Carson Wentz, gracious with gratuities, leaves $500 tip on $1,000 tab
Carson Wentz has started establishing himself as a budding hero in Philadelphia among Eagles fans thanks to a phenomenal start to his rookie season. But when it comes to being a beloved sports icon, Wentz already is firmly entrenched as an iconic hero in Fargo, N.D., where he was a star quarterback with the North Dakota State University Bison.
So it hardly should come as a shock that Wentz is welcomed with open arms whenever he sets foot back in Fargo. CSN Philly’s Mike Greger recently took a trip to North Dakota to get a firsthand look at the Wentz phenomenon, and an anecdote he shared about his time in Fargo illustrates Wentz, despite his rock star status, remains a man of his people.
It all centers around how Wentz took a trip back to his old stomping grounds during the Eagles’ bye week and showcased his affinity for handing out sizable gratuities by leaving a whopping $500 tip on a $1,000 tab.
From Greger’s story:
… Wentz held a private party in their back room last Saturday night, right after watching his alma mater roll to a 31-10 win over Illinois State. The party was a low-key affair, but waiters and bartenders were still swapping stories days later.

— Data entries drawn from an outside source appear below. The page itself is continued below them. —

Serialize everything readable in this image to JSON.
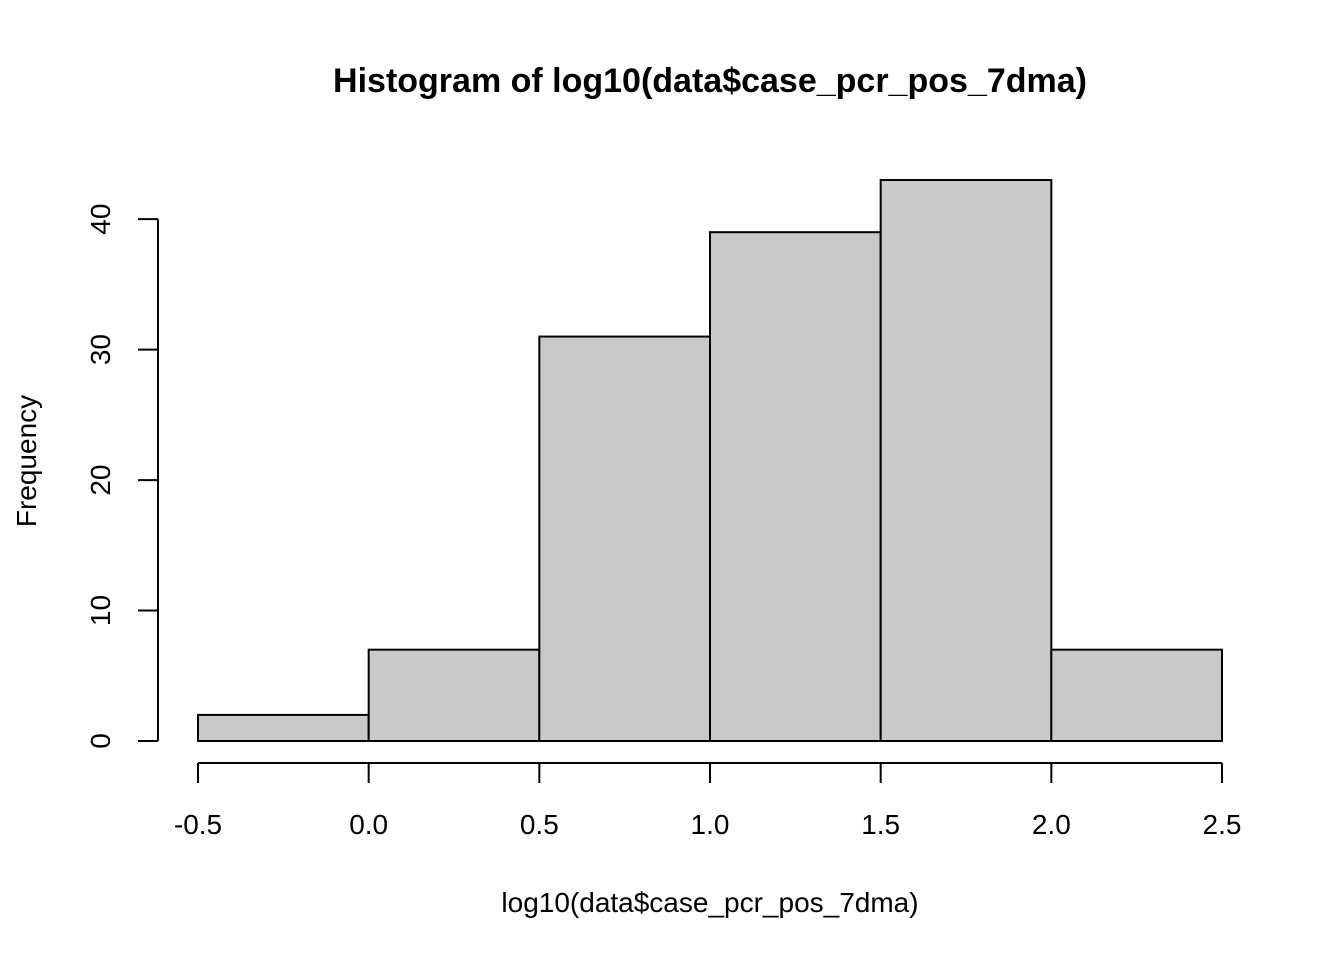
{
  "chart_data": {
    "type": "bar",
    "title": "Histogram of log10(data$case_pcr_pos_7dma)",
    "xlabel": "log10(data$case_pcr_pos_7dma)",
    "ylabel": "Frequency",
    "bins": [
      {
        "x0": -0.5,
        "x1": 0.0,
        "count": 2
      },
      {
        "x0": 0.0,
        "x1": 0.5,
        "count": 7
      },
      {
        "x0": 0.5,
        "x1": 1.0,
        "count": 31
      },
      {
        "x0": 1.0,
        "x1": 1.5,
        "count": 39
      },
      {
        "x0": 1.5,
        "x1": 2.0,
        "count": 43
      },
      {
        "x0": 2.0,
        "x1": 2.5,
        "count": 7
      }
    ],
    "xlim": [
      -0.5,
      2.5
    ],
    "ylim": [
      0,
      43
    ],
    "xticks": [
      -0.5,
      0.0,
      0.5,
      1.0,
      1.5,
      2.0,
      2.5
    ],
    "xtick_labels": [
      "-0.5",
      "0.0",
      "0.5",
      "1.0",
      "1.5",
      "2.0",
      "2.5"
    ],
    "yticks": [
      0,
      10,
      20,
      30,
      40
    ],
    "ytick_labels": [
      "0",
      "10",
      "20",
      "30",
      "40"
    ],
    "bar_color": "#c9c9c9",
    "edge_color": "#000000",
    "grid": false,
    "legend": "none"
  }
}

“As I was waiting on him, I had to look up. He is so tall,” said Rachel, a junior at NDSU who works as a server at Herd & Horns. “He was very humble, especially as a guest. He didn’t treat anyone like they were below him or anything.”
(In case you’re wondering, Wentz picked up the entire tab, $1,000 and left a $500 tip. He was whisked off by his cousin in a 1996 Chevy pickup truck. No frills.)
The world of sports is littered with tales of the tipping habits of professional athletes. There are reports of immensely wealthy pro athletes leaving abysmal tips, sometimes for good reason, apparently. However, there are also plenty of stories about those athlees who go above and beyond by leaving incredibly generous tips.
It appears Wentz has proven himself to be member of the latter group, not the former.